Он – ладно. Мать есть мать. И когда такое происходит, то в башке меняется что-то, щелкает. Все, наигрался, пора жить по-серьезному. До материнского паралича он гонял по дорогам со страшной нездешней силой. Физически не мог толкаться в пробке; все тело чешется, в заднице свербит; раз – и на обгон по встречке. Скорость меньше ста сорока на трассе не признавал. А тут – как отрезало. Сел утром за баранку, даванул по газам и сбросил. Безо всякого гаишника. Стоп, не имеешь права собой рисковать, осторожно. И с тех пор – никаких ста сорока. Сто, сто десять. А иногда и девяносто, если скользко. Потому что ответственность. Он теперь не только сам себе принадлежит. Если что случится, что будет с матерью? Потише, сбавим скорость и пропустим.
Но это он. Сынуля. А кем была она? Ненавистной невесткой, откуковавшей милого сыночка. Мать не приняла Галину сразу, резко. Демонстративно отказывалась есть ее еду, варила-жарила себе отдельно, причем норовила проскочить на кухню за две, за три минуты до невестки. Чтобы та ждала, пока мамаша приготовит. И опоздала бы на работу. Галина платила свекрови по полной. У матери, еще до паралича, бывали частые поносы; заслышав многократный спуск воды, жена спешила в тесную кабинку, запиралась. Через минуту живот у матери опять сводило, она возвращалась на место битвы, а тут, как говорится, вас не сидело. В ответ на стуки, крики, топот и говнеж (в прямом, заметим, смысле слова) Галина сладко отвечала из-за двери: «Ох, Фоминична, меня тоже несет! Должно быть, вместе скушали не то». Вместе. Вместе мы не кушали со свадьбы.

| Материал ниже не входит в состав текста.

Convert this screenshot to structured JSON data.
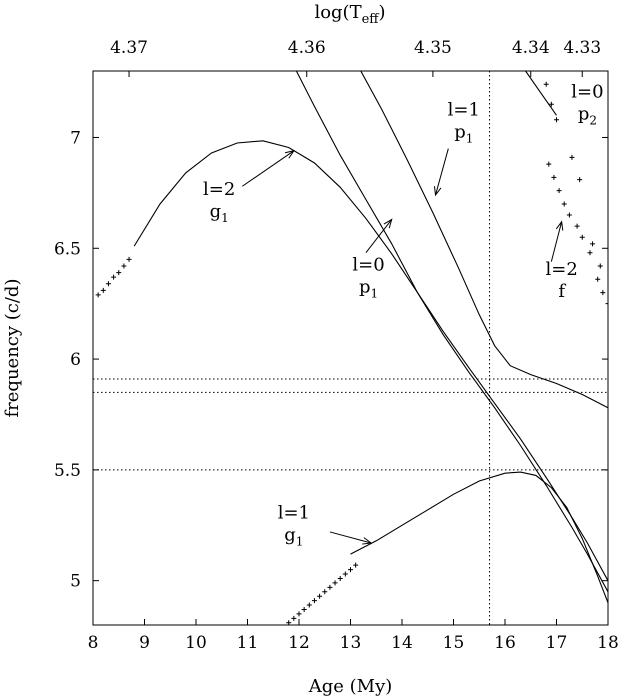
{
  "chart_data": {
    "type": "line",
    "xlabel": "Age (My)",
    "ylabel": "frequency (c/d)",
    "top_xlabel_main": "log(T",
    "top_xlabel_sub": "eff",
    "top_xlabel_close": ")",
    "xlim": [
      8,
      18
    ],
    "ylim": [
      4.8,
      7.3
    ],
    "x_ticks": [
      8,
      9,
      10,
      11,
      12,
      13,
      14,
      15,
      16,
      17,
      18
    ],
    "y_ticks": [
      5,
      5.5,
      6,
      6.5,
      7
    ],
    "top_ticks": [
      {
        "x": 8.7,
        "label": "4.37"
      },
      {
        "x": 12.15,
        "label": "4.36"
      },
      {
        "x": 14.6,
        "label": "4.35"
      },
      {
        "x": 16.5,
        "label": "4.34"
      },
      {
        "x": 17.5,
        "label": "4.33"
      }
    ],
    "reference_lines": {
      "horizontal": [
        5.5,
        5.85,
        5.91
      ],
      "vertical": [
        15.7
      ]
    },
    "series": [
      {
        "mode": "l=2 g1",
        "style": "line",
        "points": [
          [
            8.8,
            6.51
          ],
          [
            9.3,
            6.7
          ],
          [
            9.8,
            6.84
          ],
          [
            10.3,
            6.93
          ],
          [
            10.8,
            6.975
          ],
          [
            11.3,
            6.985
          ],
          [
            11.8,
            6.955
          ],
          [
            12.3,
            6.885
          ],
          [
            12.8,
            6.775
          ],
          [
            13.3,
            6.635
          ],
          [
            13.8,
            6.475
          ],
          [
            14.3,
            6.3
          ],
          [
            14.8,
            6.125
          ],
          [
            15.3,
            5.96
          ],
          [
            15.8,
            5.8
          ],
          [
            16.3,
            5.64
          ],
          [
            16.8,
            5.465
          ],
          [
            17.3,
            5.285
          ],
          [
            17.6,
            5.17
          ],
          [
            18.0,
            5.0
          ]
        ]
      },
      {
        "mode": "l=2 g1 (dotted)",
        "style": "dots",
        "points": [
          [
            8.1,
            6.29
          ],
          [
            8.2,
            6.31
          ],
          [
            8.3,
            6.34
          ],
          [
            8.4,
            6.37
          ],
          [
            8.5,
            6.39
          ],
          [
            8.6,
            6.42
          ],
          [
            8.7,
            6.45
          ]
        ]
      },
      {
        "mode": "l=0 p1",
        "style": "line",
        "points": [
          [
            11.95,
            7.3
          ],
          [
            12.3,
            7.14
          ],
          [
            12.8,
            6.92
          ],
          [
            13.3,
            6.72
          ],
          [
            13.8,
            6.52
          ],
          [
            14.3,
            6.3
          ],
          [
            14.8,
            6.11
          ],
          [
            15.3,
            5.94
          ],
          [
            15.8,
            5.78
          ],
          [
            16.3,
            5.61
          ],
          [
            16.8,
            5.43
          ],
          [
            17.3,
            5.24
          ],
          [
            17.6,
            5.12
          ],
          [
            18.0,
            4.95
          ]
        ]
      },
      {
        "mode": "l=1 p1",
        "style": "line",
        "points": [
          [
            13.2,
            7.3
          ],
          [
            13.6,
            7.13
          ],
          [
            14.1,
            6.9
          ],
          [
            14.6,
            6.66
          ],
          [
            15.1,
            6.41
          ],
          [
            15.5,
            6.2
          ],
          [
            15.8,
            6.06
          ],
          [
            16.1,
            5.97
          ],
          [
            16.5,
            5.93
          ],
          [
            17.0,
            5.89
          ],
          [
            17.5,
            5.84
          ],
          [
            18.0,
            5.78
          ]
        ]
      },
      {
        "mode": "l=1 g1",
        "style": "line",
        "points": [
          [
            13.0,
            5.12
          ],
          [
            13.5,
            5.18
          ],
          [
            14.0,
            5.25
          ],
          [
            14.5,
            5.32
          ],
          [
            15.0,
            5.39
          ],
          [
            15.5,
            5.45
          ],
          [
            16.0,
            5.485
          ],
          [
            16.3,
            5.49
          ],
          [
            16.6,
            5.475
          ],
          [
            16.9,
            5.42
          ],
          [
            17.2,
            5.33
          ],
          [
            17.5,
            5.19
          ],
          [
            17.8,
            5.02
          ],
          [
            18.0,
            4.9
          ]
        ]
      },
      {
        "mode": "l=1 g1 (dotted)",
        "style": "dots",
        "points": [
          [
            11.8,
            4.81
          ],
          [
            11.9,
            4.83
          ],
          [
            12.0,
            4.85
          ],
          [
            12.1,
            4.87
          ],
          [
            12.2,
            4.89
          ],
          [
            12.3,
            4.91
          ],
          [
            12.4,
            4.93
          ],
          [
            12.5,
            4.95
          ],
          [
            12.6,
            4.97
          ],
          [
            12.7,
            4.99
          ],
          [
            12.8,
            5.01
          ],
          [
            12.9,
            5.03
          ],
          [
            13.0,
            5.05
          ],
          [
            13.1,
            5.07
          ]
        ]
      },
      {
        "mode": "l=2 f",
        "style": "line",
        "points": [
          [
            16.4,
            7.3
          ],
          [
            16.7,
            7.2
          ],
          [
            17.0,
            7.1
          ]
        ]
      },
      {
        "mode": "l=2 f (dotted)",
        "style": "dots",
        "points": [
          [
            16.8,
            7.24
          ],
          [
            16.9,
            7.15
          ],
          [
            17.0,
            7.08
          ],
          [
            16.85,
            6.88
          ],
          [
            16.95,
            6.82
          ],
          [
            17.05,
            6.76
          ],
          [
            17.15,
            6.7
          ],
          [
            17.25,
            6.65
          ],
          [
            17.4,
            6.6
          ]
        ]
      },
      {
        "mode": "l=0 p2 (dotted)",
        "style": "dots",
        "points": [
          [
            17.3,
            6.91
          ],
          [
            17.45,
            6.81
          ],
          [
            17.5,
            6.55
          ],
          [
            17.65,
            6.48
          ],
          [
            17.7,
            6.52
          ],
          [
            17.85,
            6.42
          ],
          [
            17.8,
            6.36
          ],
          [
            17.9,
            6.3
          ],
          [
            18.0,
            6.25
          ]
        ]
      }
    ],
    "annotations": [
      {
        "id": "l2g1",
        "line1": "l=2",
        "line2": "g",
        "sub": "1",
        "x": 10.45,
        "y": 6.74
      },
      {
        "id": "l0p1",
        "line1": "l=0",
        "line2": "p",
        "sub": "1",
        "x": 13.35,
        "y": 6.4
      },
      {
        "id": "l1p1",
        "line1": "l=1",
        "line2": "p",
        "sub": "1",
        "x": 15.2,
        "y": 7.1
      },
      {
        "id": "l0p2",
        "line1": "l=0",
        "line2": "p",
        "sub": "2",
        "x": 17.6,
        "y": 7.18
      },
      {
        "id": "l2f",
        "line1": "l=2",
        "line2": "f",
        "sub": "",
        "x": 17.1,
        "y": 6.38
      },
      {
        "id": "l1g1",
        "line1": "l=1",
        "line2": "g",
        "sub": "1",
        "x": 11.9,
        "y": 5.28
      }
    ],
    "arrows": [
      {
        "id": "arrow-l2g1",
        "from": [
          10.9,
          6.78
        ],
        "to": [
          11.9,
          6.94
        ]
      },
      {
        "id": "arrow-l0p1",
        "from": [
          13.3,
          6.48
        ],
        "to": [
          13.8,
          6.63
        ]
      },
      {
        "id": "arrow-l1p1",
        "from": [
          14.9,
          6.95
        ],
        "to": [
          14.65,
          6.74
        ]
      },
      {
        "id": "arrow-l2f",
        "from": [
          16.9,
          6.44
        ],
        "to": [
          17.1,
          6.62
        ]
      },
      {
        "id": "arrow-l1g1",
        "from": [
          12.6,
          5.22
        ],
        "to": [
          13.4,
          5.17
        ]
      }
    ]
  }
}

Вообще-то Галину понять было можно. Зачем оттеснять молодуху? Ты же, блин, пенсионерка. Стукнуло пятьдесят пять – списала себя в утиль. Как подарили электрический самовар и набор кофейных чашек на профсоюзном собрании, так ни одного лишнего дня работать не стала. Посиди, подожди, пока плита освободится. Все равно же ничего не делаешь. Так нет. Мы принципиальные! Но это дело в прошлом. В настоящем – ужас и кошмар. А Галина не скандалит, не ворчит; нельзя даже сказать, что она терпит. Просто живет как живется: по часам прибирается, таскает, моет, притирает, выносит, не боясь ни грязи, ни вони, и ничуть не брезгуя; так кошка ходит за котятами, лижет их обделанные задницы; бабий инстинкт.
В других инстинктах нам не повезло. Но для этого есть Валентина. И сегодня счастливый, редкостный день. Не надо спешить, некуда и незачем. Можно позволить себе ослабеть и полежать на спине, слушая вполуха счастливое бормотанье, думая о своем и поглаживая распущенные Валькины волосы, чтобы не особо лезли в нос.
Вот Степан Абгарыч. Плохо, что не доверяет. А если б доверял, с другой-то стороны? Держал бы плотно при себе. И тогда б не удалось провести у Вальки за этот месяц целых пять дней. Диалектика. Вот, опять же, Степан Абгарыч. За что можно уважать? За то, что все в жизни делал сам, без родни и связей. И при этом не москвич, вообще с нуля начинал. Мама из Сибири, папа неизвестно где. А мать Василия была воспитательницей в соседнем детском саду; папа, Павел Семеныч, водил грузовик, пока не разбился. Жили они в Тарасовке, недалеко от церкви; в тарасовском детстве у Василия было два любимых места – храм и засыпанная, закатанная камешками бывшая свалка Министерства путей сообщения.